In fact, even those proclaiming themselves as having high intelligence do not rely on some material advantage, but attribute it to a difference of a transcendent kind.26 Moreover, if the advantage of one person over another in intelligence would have been indeed material, and therefore, clearly visible, the superior brain’s authority over the inferior’s one would have been natural and similar to the authority of humans over the animals they own. If that were the case, superiority would have been self-evident, just like an advantage in physical strength. There would have been no need for laws, institutions, and endless explanations to the alleged natural fact regarding the inevitable hierarchic difference in intelligence. If that were true, the superior intelligence would simply never encounter any substantial opposition.27

Even so, the difference between the identical twins still demands some explanation. It could be said that one had higher intelligence than the other, but that demonstrates nothing except that one twin had worked faster or harder than the other and thus got better results. As mentioned, intelligence is just a name, and defining the difference in performance between the twins as a difference in intelligence does not add any new information; indeed, the difference in intelligence, while disguising itself as the cause of the difference between the two in terms of performance, frees us from the need to look after the real reason for the difference in question. Another possible assumption could be that the two intelligences were not exercised equally, and this hypothesis also cannot be proven:

I will not say that one’s faculties are inferior to the other’s. I will only suppose that the two faculties haven’t been equally exercised. Nothing proves this to me with certainty. But nothing proves the opposite. It is enough for me to know that this lack of exercise is possible, and that many experiments attest to it. I will thus displace the tautology very slightly. I will not say that he has done less because he is less intelligent. I will say that he has perhaps produced a poorer work because he has worked more poorly. That he has not seen well because he hasn’t looked well. I will say that he has brought less attention to his work.28

Attention is exactly what can be used in order to examine the outcomes of intelligence. Attention in itself is not material, but its effects are, and they can be measured and quantified. It can be assumed that the two brothers have equal intelligence, but that the amount of attention they give when using it is not equal. Babies and small children exercise a great deal of attention trying to understand and join the grown-up world. Their need is urgent, and it motivates them to galvanize their intelligence with full attention.

It is only later that a difference between the needs of one child and another starts to develop, and accordingly, the amount of attention given changes. That is the main reason why the sensitive question about intelligence’s origin—whether it is natural-hereditary or environmental-cultural—is not very fruitful. Rancière argues that the effects of intelligence are settled by the need and the will, and when the needs become smaller then intelligence becomes “tired.” That is, the individual does not pay attention to things and stops inquiring into and comparing, unless new and wearing conditions are created for him (by a change in his needs or by a teacher) and he is forced to continue to use his intelligence.

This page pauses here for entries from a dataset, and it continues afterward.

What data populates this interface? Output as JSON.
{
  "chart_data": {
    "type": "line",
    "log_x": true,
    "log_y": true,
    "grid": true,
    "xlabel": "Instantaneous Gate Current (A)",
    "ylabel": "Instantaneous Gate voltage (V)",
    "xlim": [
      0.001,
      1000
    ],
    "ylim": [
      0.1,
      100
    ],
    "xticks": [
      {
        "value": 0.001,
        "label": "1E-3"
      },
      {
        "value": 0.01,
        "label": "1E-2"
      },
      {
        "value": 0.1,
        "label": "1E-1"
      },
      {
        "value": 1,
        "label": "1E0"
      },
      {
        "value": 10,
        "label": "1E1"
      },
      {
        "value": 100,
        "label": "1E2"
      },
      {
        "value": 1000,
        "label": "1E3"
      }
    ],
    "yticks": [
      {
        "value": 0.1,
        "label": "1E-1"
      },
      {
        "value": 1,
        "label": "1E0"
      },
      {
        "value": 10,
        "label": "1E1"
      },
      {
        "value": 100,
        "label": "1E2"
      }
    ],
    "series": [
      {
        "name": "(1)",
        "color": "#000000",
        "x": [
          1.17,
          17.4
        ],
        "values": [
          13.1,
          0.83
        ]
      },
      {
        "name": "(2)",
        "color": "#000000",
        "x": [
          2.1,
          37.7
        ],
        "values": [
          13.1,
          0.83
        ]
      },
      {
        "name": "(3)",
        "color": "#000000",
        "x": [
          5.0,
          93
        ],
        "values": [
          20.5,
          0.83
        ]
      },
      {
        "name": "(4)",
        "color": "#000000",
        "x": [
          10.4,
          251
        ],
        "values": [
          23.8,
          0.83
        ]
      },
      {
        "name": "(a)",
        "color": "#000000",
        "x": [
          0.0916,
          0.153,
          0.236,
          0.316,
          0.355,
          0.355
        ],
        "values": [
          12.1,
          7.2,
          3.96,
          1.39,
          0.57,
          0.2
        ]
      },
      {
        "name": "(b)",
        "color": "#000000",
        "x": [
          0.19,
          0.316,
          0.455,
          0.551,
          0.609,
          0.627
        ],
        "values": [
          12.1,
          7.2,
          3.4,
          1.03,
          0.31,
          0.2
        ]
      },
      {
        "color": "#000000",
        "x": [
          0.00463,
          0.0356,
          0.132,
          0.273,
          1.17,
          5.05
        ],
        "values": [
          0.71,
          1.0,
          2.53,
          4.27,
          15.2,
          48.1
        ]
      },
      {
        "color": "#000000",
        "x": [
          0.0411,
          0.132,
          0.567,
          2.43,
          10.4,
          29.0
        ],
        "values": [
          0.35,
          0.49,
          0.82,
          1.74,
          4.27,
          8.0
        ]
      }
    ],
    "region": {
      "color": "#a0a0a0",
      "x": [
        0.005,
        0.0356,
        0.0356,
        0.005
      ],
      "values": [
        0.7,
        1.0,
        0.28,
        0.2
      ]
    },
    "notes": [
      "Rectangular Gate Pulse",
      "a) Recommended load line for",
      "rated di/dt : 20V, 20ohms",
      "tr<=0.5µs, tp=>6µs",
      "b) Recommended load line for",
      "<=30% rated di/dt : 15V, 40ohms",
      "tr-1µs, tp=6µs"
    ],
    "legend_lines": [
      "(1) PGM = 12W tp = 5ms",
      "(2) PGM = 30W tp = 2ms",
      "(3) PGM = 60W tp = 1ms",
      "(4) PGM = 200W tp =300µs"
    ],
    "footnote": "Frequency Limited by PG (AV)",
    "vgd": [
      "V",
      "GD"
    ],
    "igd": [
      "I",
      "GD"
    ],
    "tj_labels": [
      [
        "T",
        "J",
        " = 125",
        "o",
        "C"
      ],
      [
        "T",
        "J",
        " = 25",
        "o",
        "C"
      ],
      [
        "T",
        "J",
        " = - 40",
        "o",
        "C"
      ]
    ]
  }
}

25. Jacques Rancière, The Ignorant Schoolmaster, 51.

26. It is important not to confuse this specific transcendent advantage with “spirit” at all. Those with high intelligence may recognize the existence of the soul or the existence of some values of a spiritual nature that cannot be measured. They can even say insofar as these values are concerned, all people are equal, and the ignorant can even set a model for the educated.

27. Jacques Rancière, The Ignorant Schoolmaster, 46-48.

28. Jacques Rancière, The Ignorant Schoolmaster, 50.